JOINT BORROWER SOLE PROPRIETOR

What is a Joint Borrower Sole Proprietor mortgage?

This is where two or more borrowers come together to apply for a joint mortgage. Their combined incomes and deposits mean they have more borrowing power.

The borrowers share joint responsibility for the mortgage repayments, although only one is named on the title deeds as the legal owner of the property. This can be helpful for buyers whose income isn’t enough to secure the mortgage they need in their sole name but who have the support of a friend or family member willing to be added as a joint borrower. It’s similar to having a guarantor.

What is the criteria for a Joint Borrower Sole Proprietor mortgage?

Mortgage lenders consider all applicants’ income and outgoings, including existing mortgage or rent payments.

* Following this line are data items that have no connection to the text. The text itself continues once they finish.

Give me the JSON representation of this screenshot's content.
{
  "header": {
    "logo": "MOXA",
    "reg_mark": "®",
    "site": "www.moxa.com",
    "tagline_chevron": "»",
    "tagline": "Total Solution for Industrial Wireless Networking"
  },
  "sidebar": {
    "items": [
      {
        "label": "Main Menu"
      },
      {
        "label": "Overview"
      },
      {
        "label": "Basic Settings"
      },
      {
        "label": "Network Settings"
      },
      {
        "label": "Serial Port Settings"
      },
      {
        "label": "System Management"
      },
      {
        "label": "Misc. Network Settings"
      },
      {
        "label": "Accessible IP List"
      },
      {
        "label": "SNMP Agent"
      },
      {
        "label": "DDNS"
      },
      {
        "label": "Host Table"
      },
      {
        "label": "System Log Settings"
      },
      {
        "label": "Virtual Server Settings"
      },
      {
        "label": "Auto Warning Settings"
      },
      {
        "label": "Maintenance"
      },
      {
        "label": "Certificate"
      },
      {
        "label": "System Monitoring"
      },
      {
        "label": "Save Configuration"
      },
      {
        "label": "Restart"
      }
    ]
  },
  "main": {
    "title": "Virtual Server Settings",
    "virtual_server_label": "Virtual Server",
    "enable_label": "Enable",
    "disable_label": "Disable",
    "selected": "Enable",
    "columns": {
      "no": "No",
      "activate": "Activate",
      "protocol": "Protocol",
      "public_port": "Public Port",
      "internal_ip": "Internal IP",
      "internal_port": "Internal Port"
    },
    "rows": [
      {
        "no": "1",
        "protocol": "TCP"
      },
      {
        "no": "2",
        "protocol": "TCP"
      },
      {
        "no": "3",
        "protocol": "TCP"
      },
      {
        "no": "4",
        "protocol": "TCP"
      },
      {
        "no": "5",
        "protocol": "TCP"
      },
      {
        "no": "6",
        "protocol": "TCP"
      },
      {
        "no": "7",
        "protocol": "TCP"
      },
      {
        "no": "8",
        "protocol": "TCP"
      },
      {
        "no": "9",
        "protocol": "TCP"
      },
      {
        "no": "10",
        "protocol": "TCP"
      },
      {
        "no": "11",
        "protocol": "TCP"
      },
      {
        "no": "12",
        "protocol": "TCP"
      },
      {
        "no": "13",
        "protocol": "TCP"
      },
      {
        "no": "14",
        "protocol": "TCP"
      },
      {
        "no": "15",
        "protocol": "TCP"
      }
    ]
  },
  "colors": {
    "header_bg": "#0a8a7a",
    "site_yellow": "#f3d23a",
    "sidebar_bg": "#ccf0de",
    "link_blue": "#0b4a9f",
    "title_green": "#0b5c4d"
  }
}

It’s important to note that the maximum mortgage term for a JBSP mortgage may be determined by the age of the oldest borrower listed on the application. However, this policy may not apply to all mortgage lenders.

Adding a joint borrower who is significantly older than the primary borrower can sometimes limit the mortgage term to the retirement age of the older borrower. This can significantly impact the amount that can be borrowed, as well as the monthly mortgage payments. Since the term would be shorter, monthly payments would be higher.

For example, if a 30-year-old applicant adds their 62-year-old parent as a joint borrower, they would need to pay off the mortgage by the time their parent retires.

Joint Borrower Sole Proprietor mortgages for first-time buyers

A Joint Borrower Sole Proprietor (JBSP) mortgage can be an excellent way for first-time buyers to get on the property ladder, as it can significantly increase their borrowing capacity.

The process is generally the same as for other buyers. However, a key difference is that first-time buyers can benefit from not paying stamp duty and other incentives. This can positively impact the overall cost of the property purchase.

When embarking on a JBSP mortgage, first-time buyers and non-legal owners must get independent legal advice. It’s also very wise to get the advice of an experienced mortgage adviser, like The Mortgage Generator.

How many people can be part of a JBSP mortgage?

While many Joint Borrower Sole Proprietor mortgages involve two joint borrowers, some lenders permit up to four additional borrowers.

Can I remove someone from a JBSP mortgage?

It may be possible to remove someone from a JBSP mortgage if you can prove that you can now afford the mortgage on your own.

To remove someone from a JBSP mortgage, the lender must agree, or a new remortgage application may be required.
It is important to keep in mind that removing someone from a JBSP mortgage may have legal and financial consequences. This includes tax considerations and potential penalties for violating the mortgage agreement. It is recommended to seek professional guidance before deciding to dissolve a JBSP mortgage.

The Mortgage Generator is not authorised to provide tax or legal advice.

How do JBSP mortgages differ from guarantor mortgages?

A guarantor mortgage involves a third party (the guarantor) providing additional security for the loan, typically property or savings. A Joint Borrower Sole Proprietor (JBSP) mortgage allows multiple borrowers to collectively secure the loan, with only one person being named on the title deeds as the legal owner of the property.

Can a married couple get a Joint Borrower Sole Proprietor mortgage?

Married couples can be considered for a joint borrower sole proprietor mortgage. Couples may consider this type of mortgage for tax efficiency, estate planning strategy or asset protection.